The role of author Alan Conway was played by Conleth Hill. Other members of the cast included Pippa Haywood, Michael Maloney, Ian Lloyd Anderson, Karen Westwood, Dorothy Atkinson, Lorcan Cranitch, Danielle Ryan, Harry Lawtey, Nia Deacon, Chu Omambala, Karl Collins, Sutara Gayle, Sanjeev Kohli, Paul Tylak, David Herlihy, Nathan Clarke, San Shella, Kate Gilmore and Beverley Longhurst.

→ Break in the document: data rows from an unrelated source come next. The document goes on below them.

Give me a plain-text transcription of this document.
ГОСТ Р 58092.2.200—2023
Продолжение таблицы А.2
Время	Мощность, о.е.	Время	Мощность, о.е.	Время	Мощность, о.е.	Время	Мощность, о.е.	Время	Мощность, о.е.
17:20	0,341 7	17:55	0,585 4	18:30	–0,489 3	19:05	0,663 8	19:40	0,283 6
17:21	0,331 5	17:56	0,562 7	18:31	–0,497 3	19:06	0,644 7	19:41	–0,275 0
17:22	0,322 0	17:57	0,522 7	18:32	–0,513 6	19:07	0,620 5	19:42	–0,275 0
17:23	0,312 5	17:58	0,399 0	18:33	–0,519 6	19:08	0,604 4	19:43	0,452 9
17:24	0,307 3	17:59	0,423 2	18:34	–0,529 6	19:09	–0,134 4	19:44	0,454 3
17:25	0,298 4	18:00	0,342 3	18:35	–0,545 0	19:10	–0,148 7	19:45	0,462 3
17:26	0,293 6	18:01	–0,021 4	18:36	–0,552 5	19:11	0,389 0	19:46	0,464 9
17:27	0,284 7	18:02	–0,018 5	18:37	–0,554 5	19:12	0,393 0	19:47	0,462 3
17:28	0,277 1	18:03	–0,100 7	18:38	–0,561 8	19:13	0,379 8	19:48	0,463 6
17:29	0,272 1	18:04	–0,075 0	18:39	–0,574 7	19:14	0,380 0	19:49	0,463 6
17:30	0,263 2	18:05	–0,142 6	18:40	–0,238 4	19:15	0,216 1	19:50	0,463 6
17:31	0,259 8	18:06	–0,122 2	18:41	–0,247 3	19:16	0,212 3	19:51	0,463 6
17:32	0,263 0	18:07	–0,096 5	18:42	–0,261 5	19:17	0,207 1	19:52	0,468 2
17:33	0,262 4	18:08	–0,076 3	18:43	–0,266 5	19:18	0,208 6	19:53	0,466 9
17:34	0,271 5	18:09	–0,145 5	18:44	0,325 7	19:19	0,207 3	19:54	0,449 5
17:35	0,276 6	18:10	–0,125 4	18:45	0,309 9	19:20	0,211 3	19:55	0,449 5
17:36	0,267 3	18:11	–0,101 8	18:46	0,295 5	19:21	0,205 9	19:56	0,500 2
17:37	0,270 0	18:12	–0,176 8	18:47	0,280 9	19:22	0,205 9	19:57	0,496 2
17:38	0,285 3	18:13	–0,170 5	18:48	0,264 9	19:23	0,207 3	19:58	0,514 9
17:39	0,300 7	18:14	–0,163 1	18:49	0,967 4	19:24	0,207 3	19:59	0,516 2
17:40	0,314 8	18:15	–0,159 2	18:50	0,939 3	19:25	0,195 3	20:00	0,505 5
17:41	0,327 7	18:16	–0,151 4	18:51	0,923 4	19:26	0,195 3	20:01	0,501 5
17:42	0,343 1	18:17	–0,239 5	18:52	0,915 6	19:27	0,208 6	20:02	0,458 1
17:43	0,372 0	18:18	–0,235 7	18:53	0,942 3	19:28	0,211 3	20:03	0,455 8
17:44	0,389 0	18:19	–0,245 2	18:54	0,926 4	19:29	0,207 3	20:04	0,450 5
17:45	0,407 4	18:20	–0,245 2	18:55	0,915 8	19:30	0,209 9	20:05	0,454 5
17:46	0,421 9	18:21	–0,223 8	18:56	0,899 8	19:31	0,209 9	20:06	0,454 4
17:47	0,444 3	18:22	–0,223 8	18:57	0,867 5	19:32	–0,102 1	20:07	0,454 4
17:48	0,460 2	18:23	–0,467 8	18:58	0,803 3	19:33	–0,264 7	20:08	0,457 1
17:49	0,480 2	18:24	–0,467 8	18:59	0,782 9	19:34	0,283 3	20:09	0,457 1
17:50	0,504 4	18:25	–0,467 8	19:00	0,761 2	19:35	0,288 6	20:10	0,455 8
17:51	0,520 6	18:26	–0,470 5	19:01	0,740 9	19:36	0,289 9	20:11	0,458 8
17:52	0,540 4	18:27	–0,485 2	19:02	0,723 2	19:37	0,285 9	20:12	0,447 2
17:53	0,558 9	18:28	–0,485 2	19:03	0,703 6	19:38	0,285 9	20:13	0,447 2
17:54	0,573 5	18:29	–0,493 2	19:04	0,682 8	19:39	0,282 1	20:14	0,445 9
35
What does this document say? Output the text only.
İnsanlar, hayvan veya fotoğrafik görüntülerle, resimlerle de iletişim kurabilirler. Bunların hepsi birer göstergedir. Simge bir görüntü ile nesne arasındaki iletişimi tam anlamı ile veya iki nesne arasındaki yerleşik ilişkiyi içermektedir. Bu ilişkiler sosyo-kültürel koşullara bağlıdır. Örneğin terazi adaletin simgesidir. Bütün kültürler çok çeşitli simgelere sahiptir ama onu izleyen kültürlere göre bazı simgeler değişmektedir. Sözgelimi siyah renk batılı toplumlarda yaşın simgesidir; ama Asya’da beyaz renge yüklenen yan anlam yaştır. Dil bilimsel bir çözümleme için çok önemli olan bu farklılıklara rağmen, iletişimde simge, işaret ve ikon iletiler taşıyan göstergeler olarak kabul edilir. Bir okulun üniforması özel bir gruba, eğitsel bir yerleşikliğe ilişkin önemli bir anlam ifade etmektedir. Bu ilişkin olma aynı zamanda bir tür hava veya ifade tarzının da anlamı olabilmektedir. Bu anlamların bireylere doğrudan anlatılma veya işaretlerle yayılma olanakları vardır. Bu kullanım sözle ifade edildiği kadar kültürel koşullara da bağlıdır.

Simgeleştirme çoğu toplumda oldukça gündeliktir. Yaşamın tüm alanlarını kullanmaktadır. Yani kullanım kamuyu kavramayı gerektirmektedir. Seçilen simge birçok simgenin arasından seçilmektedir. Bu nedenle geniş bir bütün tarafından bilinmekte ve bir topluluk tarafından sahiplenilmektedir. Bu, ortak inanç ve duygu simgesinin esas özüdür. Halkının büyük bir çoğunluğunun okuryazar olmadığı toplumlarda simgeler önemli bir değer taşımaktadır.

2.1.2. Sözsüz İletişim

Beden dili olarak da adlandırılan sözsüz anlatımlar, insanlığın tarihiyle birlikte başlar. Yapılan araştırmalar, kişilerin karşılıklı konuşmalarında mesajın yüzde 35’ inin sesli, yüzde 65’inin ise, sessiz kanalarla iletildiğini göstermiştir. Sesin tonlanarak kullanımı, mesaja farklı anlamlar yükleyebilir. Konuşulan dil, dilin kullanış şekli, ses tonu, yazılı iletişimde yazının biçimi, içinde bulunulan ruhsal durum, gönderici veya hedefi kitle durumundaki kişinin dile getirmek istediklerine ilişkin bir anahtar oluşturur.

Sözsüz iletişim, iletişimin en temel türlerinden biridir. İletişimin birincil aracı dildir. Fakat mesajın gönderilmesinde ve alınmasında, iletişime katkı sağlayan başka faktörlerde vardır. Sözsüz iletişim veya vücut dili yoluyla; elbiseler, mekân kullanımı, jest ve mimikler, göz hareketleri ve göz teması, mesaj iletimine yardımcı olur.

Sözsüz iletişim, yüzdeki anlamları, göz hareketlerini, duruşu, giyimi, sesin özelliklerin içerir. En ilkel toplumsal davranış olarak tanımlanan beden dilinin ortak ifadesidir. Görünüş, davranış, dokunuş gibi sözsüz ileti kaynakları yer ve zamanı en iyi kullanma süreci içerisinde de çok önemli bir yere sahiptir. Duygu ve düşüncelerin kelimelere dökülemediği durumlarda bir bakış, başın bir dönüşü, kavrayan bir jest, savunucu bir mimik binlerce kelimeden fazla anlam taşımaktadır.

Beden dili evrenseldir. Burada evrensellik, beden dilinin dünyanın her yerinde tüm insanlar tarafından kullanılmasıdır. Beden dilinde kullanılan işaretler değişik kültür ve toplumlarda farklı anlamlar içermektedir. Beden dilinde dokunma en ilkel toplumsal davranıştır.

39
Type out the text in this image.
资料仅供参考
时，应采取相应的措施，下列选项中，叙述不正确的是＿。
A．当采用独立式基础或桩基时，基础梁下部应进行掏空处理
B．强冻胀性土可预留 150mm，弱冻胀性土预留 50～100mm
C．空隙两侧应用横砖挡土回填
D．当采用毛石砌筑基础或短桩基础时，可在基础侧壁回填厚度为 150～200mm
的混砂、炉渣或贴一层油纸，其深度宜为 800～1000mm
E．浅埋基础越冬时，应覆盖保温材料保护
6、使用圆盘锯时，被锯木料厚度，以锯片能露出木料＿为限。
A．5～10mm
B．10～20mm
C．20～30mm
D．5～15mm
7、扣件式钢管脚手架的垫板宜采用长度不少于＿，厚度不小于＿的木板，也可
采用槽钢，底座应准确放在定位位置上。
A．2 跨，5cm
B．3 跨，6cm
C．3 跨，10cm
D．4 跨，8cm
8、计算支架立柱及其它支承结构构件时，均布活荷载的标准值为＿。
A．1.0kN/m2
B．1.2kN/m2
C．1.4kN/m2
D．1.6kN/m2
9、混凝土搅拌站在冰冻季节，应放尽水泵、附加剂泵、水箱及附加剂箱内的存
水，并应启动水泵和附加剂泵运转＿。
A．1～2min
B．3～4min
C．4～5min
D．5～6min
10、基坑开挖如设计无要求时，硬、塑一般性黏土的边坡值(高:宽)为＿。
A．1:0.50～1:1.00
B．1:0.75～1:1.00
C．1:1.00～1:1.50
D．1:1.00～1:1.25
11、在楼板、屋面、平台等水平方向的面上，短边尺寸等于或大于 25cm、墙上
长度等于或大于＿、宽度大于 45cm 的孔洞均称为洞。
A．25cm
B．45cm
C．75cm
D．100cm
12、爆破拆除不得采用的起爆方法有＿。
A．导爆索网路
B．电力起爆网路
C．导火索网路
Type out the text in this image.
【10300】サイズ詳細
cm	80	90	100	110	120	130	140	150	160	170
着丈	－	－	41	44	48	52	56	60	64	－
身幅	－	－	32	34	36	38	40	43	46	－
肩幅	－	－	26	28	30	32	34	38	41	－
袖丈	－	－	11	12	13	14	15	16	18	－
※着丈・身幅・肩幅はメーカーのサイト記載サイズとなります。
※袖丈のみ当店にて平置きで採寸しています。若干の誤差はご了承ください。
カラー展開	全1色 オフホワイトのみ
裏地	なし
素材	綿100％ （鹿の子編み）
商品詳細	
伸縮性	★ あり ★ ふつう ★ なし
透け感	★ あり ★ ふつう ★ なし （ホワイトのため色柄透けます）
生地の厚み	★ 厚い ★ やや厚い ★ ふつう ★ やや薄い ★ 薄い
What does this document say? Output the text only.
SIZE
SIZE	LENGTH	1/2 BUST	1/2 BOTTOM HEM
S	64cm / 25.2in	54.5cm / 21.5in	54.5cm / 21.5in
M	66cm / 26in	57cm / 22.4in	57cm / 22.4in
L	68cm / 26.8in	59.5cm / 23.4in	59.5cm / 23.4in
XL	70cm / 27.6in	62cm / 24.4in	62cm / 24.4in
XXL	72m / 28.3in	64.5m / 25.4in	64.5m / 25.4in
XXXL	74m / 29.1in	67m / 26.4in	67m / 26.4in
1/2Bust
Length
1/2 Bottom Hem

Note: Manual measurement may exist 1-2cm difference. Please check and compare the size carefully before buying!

The television series was filmed in 2021. Some exteriors were shot in London, and extensive shooting was completed in Suffolk, where much of the story takes place; the production spent more than three weeks in the village of Kersey, where the Bell Inn became The Queen’s Arms. Filming also took place in and around Dublin, with Dublin City University properties used for some scenes. Other filming took place in Bloomsbury in County Meath.

==Episodes==

| No. | Title | Directed by | Written by | Original release date | U.S. airdate |
|---|---|---|---|---|---|
| 1 | "Episode 1" | Peter Cattaneo | Anthony Horowitz | 10 February 2022 | 16 October 2022 |
| 2 | "Episode 2" | Peter Cattaneo | Anthony Horowitz | 10 February 2022 | 23 October 2022 |
| 3 | "Episode 3" | Peter Cattaneo | Anthony Horowitz | 10 February 2022 | 30 October 2022 |
| 4 | "Episode 4" | Peter Cattaneo | Anthony Horowitz | 10 February 2022 | 6 November 2022 |
| 5 | "Episode 5" | Peter Cattaneo | Anthony Horowitz | 10 February 2022 | 13 November 2022 |
| 6 | "Episode 6" | Peter Cattaneo | Anthony Horowitz | 10 February 2022 | 20 November 2022 |

==Broadcast==
On BritBox in the UK, the series began streaming on 10 February 2022; in North America, the PBS series premiered on 16 October 2022.

==Reception==
Magpie Murders holds a rating of 100% on review aggregate Rotten Tomatoes, based on 16 reviews, with an average rating of 8 out of 10.